The organizations point to one of the consequences of inconsistent and incomplete alcohol labeling: most Americans have no idea what constitutes a “standard drink,” which the Dietary Guidelines defines as 12 fluid ounces of regular beer, 5 fluid ounces of wine and 1.5 fluid ounces of 80-proof (40 percent) distilled spirits.

“It shouldn’t take a calculator for consumers to tell how many ‘standard drinks’ are in a particular product or to determine how much alcohol they are actually consuming,” said Sally Greenberg, Executive Director of the National Consumers League.

George Hacker, Director of the Alcohol Policies Project at Center for Science in the Public Interest put it this way: "TTB has more than earned a new name: ‘The Take our Time Bureau.’ Endless delay in issuing rules for transparency in alcohol-product labeling has kept consumers in the dark about alcohol and calorie content and has stymied public health efforts to combat intoxication and weight gain. This is yet another example of TTB's cavalier attitude about the real risks of alcohol consumption."

While continuing to press for a useful final regulation on alcohol labeling, the four public interest organizations are taking steps to fill the void by providing consumers with information about alcohol content and what constitutes moderate drinking. Especially during the holidays, the organizations want Americans to have these facts:

  • It doesn’t matter what you drink, it’s really how much that counts. Don’t kid yourself into thinking beer or wine is “safer” or less “potent” than the “hard stuff.” So, remember, 12 ounces of beer has the same amount of alcohol as 5 ounces of wine and 1.5 ounces of distilled spirits.
  • Don’t drink on an empty stomach. Eat food while you drink and alternate water or other nonalcoholic drink with your alcoholic beverage.
  • In many cases, alcohol and medications don’t mix. Always read the label to determine if the prescription medicine or over-the-counter drug carries a specific warning about consuming alcohol.
  • Before you go out plan how you are going to get home. Designate a driver, have a taxi number, and money ready to pay the taxi. Whatever you do, don’t drink and drive.
  • If you are hosting a party, keep an eye out for those who may have had too much to drink and planning to drive home. If necessary, take their keys and call a taxi.
  • Whether you are a parent, family member or a friend, don’t serve to or buy alcohol for people under 21.

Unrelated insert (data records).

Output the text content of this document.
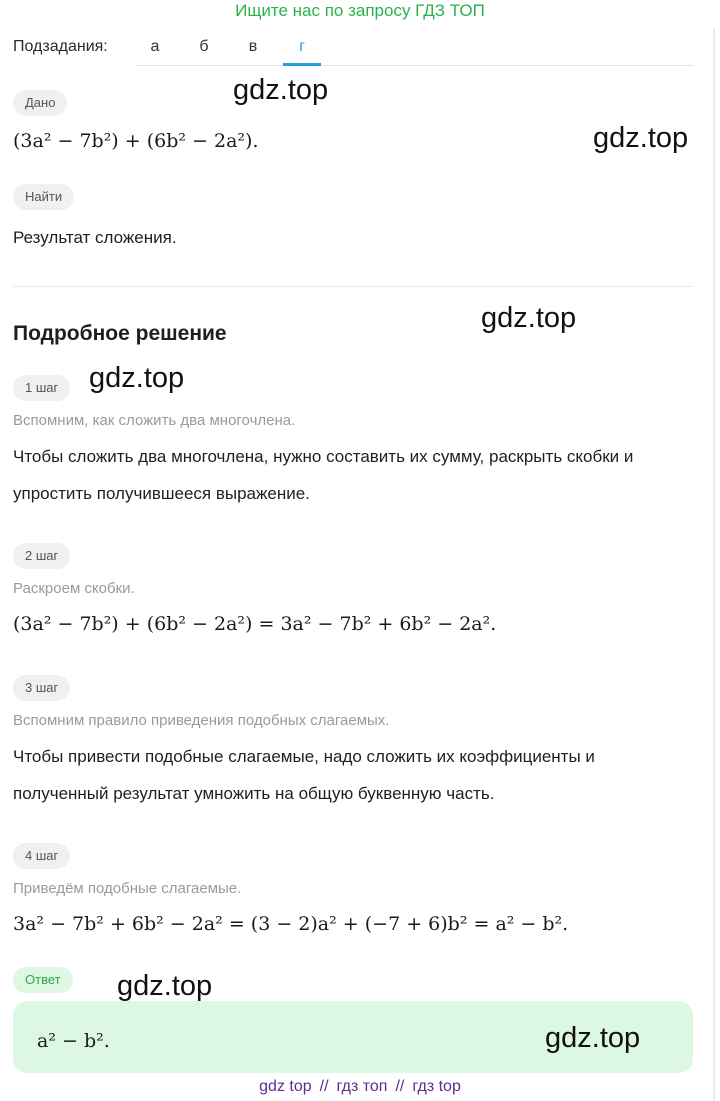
Ищите нас по запросу ГДЗ ТОП
Подзадания:	а	б	в	г
Дано
(3a² − 7b²) + (6b² − 2a²).
Найти
Результат сложения.
Подробное решение
1 шаг
Вспомним, как сложить два многочлена.
Чтобы сложить два многочлена, нужно составить их сумму, раскрыть скобки и
упростить получившееся выражение.
2 шаг
Раскроем скобки.
(3a² − 7b²) + (6b² − 2a²) = 3a² − 7b² + 6b² − 2a².
3 шаг
Вспомним правило приведения подобных слагаемых.
Чтобы привести подобные слагаемые, надо сложить их коэффициенты и
полученный результат умножить на общую буквенную часть.
4 шаг
Приведём подобные слагаемые.
3a² − 7b² + 6b² − 2a² = (3 − 2)a² + (−7 + 6)b² = a² − b².
Ответ
a² − b².
gdz.top
gdz.top
gdz.top
gdz.top
gdz.top
gdz.top
gdz top // гдз топ // гдз top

Increasing public understanding of these basic health messages also requires ending the stalemate in modernizing beverage alcohol labels. “There is no debate within the public health and nutrition community about the need for mandatory and complete alcohol labeling,” said Dr. Barbara J. Moore, President and CEO of Shape Up America! “Today’s labeling requirements for alcoholic beverages are outdated, and they don’t demonstrate the national leadership that is critically needed to help consumers count their calories and help address the growing epidemic of obesity.”